El tema de la reflexión es, reitero, cómo se están comportando los pagos físicos, si la gente paga con dinero de papel, o con su tarjeta o medios digitales varios. Descubrió que, en ese país, las personas están pagando menos con billetes y más con tarjeta. Aventura que hay desconfianza sanitaria en el intercambio de papel moneda, que nunca ha sido especialmente estéril, y las medidas profilácticas se instrumentan mejor en las terminales de tarjetas, y en otros medios de pago que no involucran contacto físico entre comprador y vendedor. Esto es cierto, pero también resalta el efecto psicológico que tiene el dinero en efectivo para las personas. Parece que tener dinero de papel en las manos provoca una sensación de seguridad, de protección al futuro, que no se compara a casi ningún otro bien.

Así que la Reserva Federal estadounidense se está enfrentando con esta paradoja. Se está pagando menos con efectivo, porque la gente está tratando de aferrarse a él. Además, durante el confinamiento, la criminalidad ha mutado para aprovechar los fraudes electrónicos. Los bancos han reportado mayor incidencia en ese tipo de delitos, para los que tampoco hay que salir de la casa, y las personas que los sufren corren rápidamente la voz. Cuando una persona pierde la confianza en le dinero electrónico, la pierden diez más.

En México, tenemos una situación compleja. En conversaciones con amigos, me cuentan que los últimos días muchos establecimientos ya no les aceptan pagos con tarjeta, para ahorrarse las comisiones bancarias, y se han alejado también de las aplicaciones de pago, porque son costos que hoy no pueden darse el lujo de conservar. Eso es preocupante, y algo debe hacerse, en solidaridad con los empresarios y comerciantes en general. Somos una de las 12 economías más grandes del mundo, pero el tamaño de la misma no corresponde con el nivel de transición hacia la economía digital. Como he dicho en otras ocasiones, este cambio no es una mera comodidad o moda tecnológica, sino que tiene consecuencias profundas en el sistema económico de un país. En primer lugar, el impulso a las compras digitales obliga a los consumidores a incorporarse al sistema bancario, que en México es desproporcionadamente pequeño. A su vez, esto posibilita la incorporación de la mayoría de las transacciones al aparato fiscal, que es el pre requisito para poder construir un estado de bienestar de largo aliento.

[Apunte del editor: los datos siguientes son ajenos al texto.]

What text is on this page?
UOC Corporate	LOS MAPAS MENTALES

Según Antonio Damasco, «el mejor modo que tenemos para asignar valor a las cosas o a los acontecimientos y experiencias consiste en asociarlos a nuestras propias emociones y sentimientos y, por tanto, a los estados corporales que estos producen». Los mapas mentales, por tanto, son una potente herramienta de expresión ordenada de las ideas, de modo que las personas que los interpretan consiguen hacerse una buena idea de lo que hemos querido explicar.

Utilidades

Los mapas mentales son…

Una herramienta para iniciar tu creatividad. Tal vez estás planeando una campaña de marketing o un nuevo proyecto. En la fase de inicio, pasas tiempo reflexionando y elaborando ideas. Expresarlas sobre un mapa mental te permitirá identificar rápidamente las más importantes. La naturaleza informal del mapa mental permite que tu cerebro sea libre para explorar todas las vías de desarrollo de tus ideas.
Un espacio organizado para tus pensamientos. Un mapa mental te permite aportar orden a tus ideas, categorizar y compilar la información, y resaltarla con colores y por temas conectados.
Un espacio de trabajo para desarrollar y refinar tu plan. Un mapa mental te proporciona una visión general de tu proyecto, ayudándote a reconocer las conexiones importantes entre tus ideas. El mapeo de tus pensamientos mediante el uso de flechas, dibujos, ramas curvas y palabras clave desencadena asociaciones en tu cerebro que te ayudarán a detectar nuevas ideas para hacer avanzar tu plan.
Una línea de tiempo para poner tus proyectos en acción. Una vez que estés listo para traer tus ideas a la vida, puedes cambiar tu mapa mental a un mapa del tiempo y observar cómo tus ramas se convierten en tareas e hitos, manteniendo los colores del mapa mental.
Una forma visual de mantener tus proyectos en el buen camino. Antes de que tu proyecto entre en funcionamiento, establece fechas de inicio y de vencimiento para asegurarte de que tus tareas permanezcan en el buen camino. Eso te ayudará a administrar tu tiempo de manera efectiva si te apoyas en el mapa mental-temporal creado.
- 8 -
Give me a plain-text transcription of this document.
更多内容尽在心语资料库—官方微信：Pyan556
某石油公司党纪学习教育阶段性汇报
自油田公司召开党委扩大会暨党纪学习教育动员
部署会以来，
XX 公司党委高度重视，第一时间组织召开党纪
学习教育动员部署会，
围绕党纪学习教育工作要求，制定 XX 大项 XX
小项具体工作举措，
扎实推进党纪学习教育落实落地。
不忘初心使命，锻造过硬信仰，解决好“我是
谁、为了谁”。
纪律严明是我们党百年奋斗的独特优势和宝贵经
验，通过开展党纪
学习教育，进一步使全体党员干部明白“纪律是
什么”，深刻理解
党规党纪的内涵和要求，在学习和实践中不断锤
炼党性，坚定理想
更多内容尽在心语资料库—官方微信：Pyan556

Si lo queremos ver en sentido contrario, la transición al dinero electrónico, en México, permitiría paliar el enorme hueco de los ingresos fiscales, que son la razón última de la insuficiencia en cantidad y calidad de los servicios públicos que deberían ser de cobertura universal. El uso de dinero en efectivo es, además, uno de los métodos con los que más fácilmente se sostiene el comercio informal (a veces a gran escala, en operaciones de millones de pesos, en centrales de abasto) y es un incentivo perverso para algunos tipos de robo con violencia. La cuidadosa planeación e inversión en un sistema articulado que permitiera construir confianza en el sistema bancario y los pagos automatizados, conllevaría beneficios para todos, y con ello, para el país entero. Lo malo es que la confianza, el día de hoy, es el bien más escaso. Es un tema que debe estar en la agenda pública.